もうすぐ日が昇るころだ。
ホーホーが寝床へ帰るとき、
一人の少年は目覚めた。
彼の名はウェズ。
といっても彼は、自分の名前しか覚えていない。
なぜだろうか。
手がかりは目覚めたときからする頭痛、頭から流れる血。
多分、頭を強く打ち付けたことによる記憶喪失なのだが、
そんなことはウェズには分からなかった。

「いてて、何で頭から血が??それにここはどこなんだ?」

彼がいる場所は、深い森の奥の川の岸である。
しかし、まだ薄暗く、彼には認識できなかった。

しばらくボーとしてようやくここがどこだか認識し始めたころだった。

なぜここにいるのかわからないことである。

そしてようやく記憶を失ったことに気付くのだ。

自分が何者なのか、分からず、
途方にくれいるころ、自分のポケットの中に封筒があった。

とりあえずその封筒を開けてみると
一通の手紙が入っていた。
差出人はビリーとか言う名のこれまたウェズには分からない人の名前だった。
とりあえず見てみると・・・。

『ウェズへ
 やってもらいたいことがる
 アサギの港へ向かい
 そこから、船で南ギアという島へ向かってもらいたい
 そこでマスターの元へ言って修行してきて欲しい
 理由は渡す前に言ったはずだから分かると思う
 君の健闘を祈る』

「(誰か分からない人間に指図される筋合いなんてない。
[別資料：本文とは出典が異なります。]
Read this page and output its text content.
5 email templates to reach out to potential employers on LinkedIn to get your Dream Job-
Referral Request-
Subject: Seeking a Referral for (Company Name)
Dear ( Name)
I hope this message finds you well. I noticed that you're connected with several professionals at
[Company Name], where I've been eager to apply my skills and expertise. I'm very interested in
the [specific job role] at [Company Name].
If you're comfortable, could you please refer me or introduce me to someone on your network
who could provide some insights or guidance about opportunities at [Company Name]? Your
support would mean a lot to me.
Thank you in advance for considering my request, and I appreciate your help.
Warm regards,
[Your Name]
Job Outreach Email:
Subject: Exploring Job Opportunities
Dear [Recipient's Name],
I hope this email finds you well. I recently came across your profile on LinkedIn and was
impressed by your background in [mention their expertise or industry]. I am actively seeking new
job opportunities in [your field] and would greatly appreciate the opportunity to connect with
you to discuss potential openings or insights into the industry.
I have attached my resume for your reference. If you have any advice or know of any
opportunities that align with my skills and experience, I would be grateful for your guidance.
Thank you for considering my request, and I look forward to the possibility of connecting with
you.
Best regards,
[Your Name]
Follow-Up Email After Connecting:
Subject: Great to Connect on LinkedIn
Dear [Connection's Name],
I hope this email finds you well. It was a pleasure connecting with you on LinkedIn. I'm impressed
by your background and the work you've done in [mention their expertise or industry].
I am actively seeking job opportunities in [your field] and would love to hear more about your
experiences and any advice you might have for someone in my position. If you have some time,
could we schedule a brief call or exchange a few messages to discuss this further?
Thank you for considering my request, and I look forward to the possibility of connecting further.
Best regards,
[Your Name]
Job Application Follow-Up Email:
)」
彼はそう思い、その手紙を捨てた。
だが、それが彼が持つ、唯一の彼の情報である。
そのことは、彼自身気付いていた。

ため息をつきながら手紙を何度も見直しているとき、朝日が森を照らした。
『お前ならできる。だから頑張れよ』
そんな言葉が頭をよぎる。
誰が発した声なのかは知らないが、
何も知らない。この手紙に従うことにした。

「よし・・・行くか・・・。」

旅に出る決心が固まった。
しかし、彼は、重大なことにまだ気付いていなかった。